The recent spike in the 10-year Treasury yield probably won’t continue for much longer, BlackRock global fixed-income CIO Rick Rieder told CNBC on Monday.

Rieder, who oversees about $1.85 trillion in bond assets for the world’s largest money manager, also predicted that the Federal Reserve was getting near the end of raising interest rates. Overall, BlackRock has $6.3 trillion in assets under management.

“I don’t think they’re going to go that many times next year,” he said, calling for one or two rate hikes next year, which is certainly a contrarian point of view. The markets, and even the Fed in its own forecasting, thinks three rate increases are on the docket for 2019.

“The Fed is going to go in December. No doubt,” Rieder said. That would make four rate hikes in 2018.

In a “Fast Money Halftime Report” interview, Rieder said he was getting nervous about his 3.25 percent prediction for the 10-year yield by year-end, given all the concern about the Fed stepping up the pace of rate increases.

“What the Fed is looking at today is some pretty incredible growth that’s aided by stimulus that we think could actually start to slow in the next year,” he said. “Global growth has been good. But global growth is turning down significantly.”

With the economic data starting to show signs that 2019 could see a slower rate of growth, Rieder thinks bond yields are nearing the end of their jump to seven-year highs.

“I’m not that worried about interest rates killing off risk [assets] of any significant magnitude,” he said. Stocks could pull back a couple percent, but the longest bull market since World War II appears safe, he added.

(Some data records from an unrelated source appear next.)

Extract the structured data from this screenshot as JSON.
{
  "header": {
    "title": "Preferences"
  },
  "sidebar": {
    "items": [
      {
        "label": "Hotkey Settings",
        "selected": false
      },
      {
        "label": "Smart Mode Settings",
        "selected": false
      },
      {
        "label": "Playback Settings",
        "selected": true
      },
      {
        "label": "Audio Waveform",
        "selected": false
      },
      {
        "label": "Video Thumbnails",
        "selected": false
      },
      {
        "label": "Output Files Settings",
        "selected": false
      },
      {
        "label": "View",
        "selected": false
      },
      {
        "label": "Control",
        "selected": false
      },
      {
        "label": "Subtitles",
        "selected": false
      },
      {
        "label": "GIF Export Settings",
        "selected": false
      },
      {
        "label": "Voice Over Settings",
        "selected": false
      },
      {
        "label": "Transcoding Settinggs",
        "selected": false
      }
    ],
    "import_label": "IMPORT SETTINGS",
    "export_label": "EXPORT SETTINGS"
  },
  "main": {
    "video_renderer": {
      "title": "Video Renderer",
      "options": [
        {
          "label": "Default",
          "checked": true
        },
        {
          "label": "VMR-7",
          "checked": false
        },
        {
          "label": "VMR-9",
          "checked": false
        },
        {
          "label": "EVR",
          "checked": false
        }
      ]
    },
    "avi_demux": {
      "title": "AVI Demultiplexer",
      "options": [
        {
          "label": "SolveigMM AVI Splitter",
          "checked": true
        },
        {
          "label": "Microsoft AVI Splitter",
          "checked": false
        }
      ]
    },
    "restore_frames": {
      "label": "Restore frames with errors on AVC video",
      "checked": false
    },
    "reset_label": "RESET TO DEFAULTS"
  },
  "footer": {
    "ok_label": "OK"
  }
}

On Friday, the 10-year yield settled at 3.23 percent, just off the highest level since May 2011, which it hit earlier in the session. The stock market was slammed last week in the rising yield environment.

The U.S. bond market was closed for Columbus Day on Monday, which was seen as a relief to stock investors who were watching further weakness without the added pressure of trying to figure out where yields were heading.

Last week, Fed Chair Jerome Powell said the central bank still has a ways to go yet before it gets rates to where they are neither restrictive nor accommodative. That stoked concerns about a faster-than-expected rise in the cost of borrowing money.

Projections released after last month’s policy meeting indicated central bankers were likely to take the funds rate to 3.4 percent before pausing.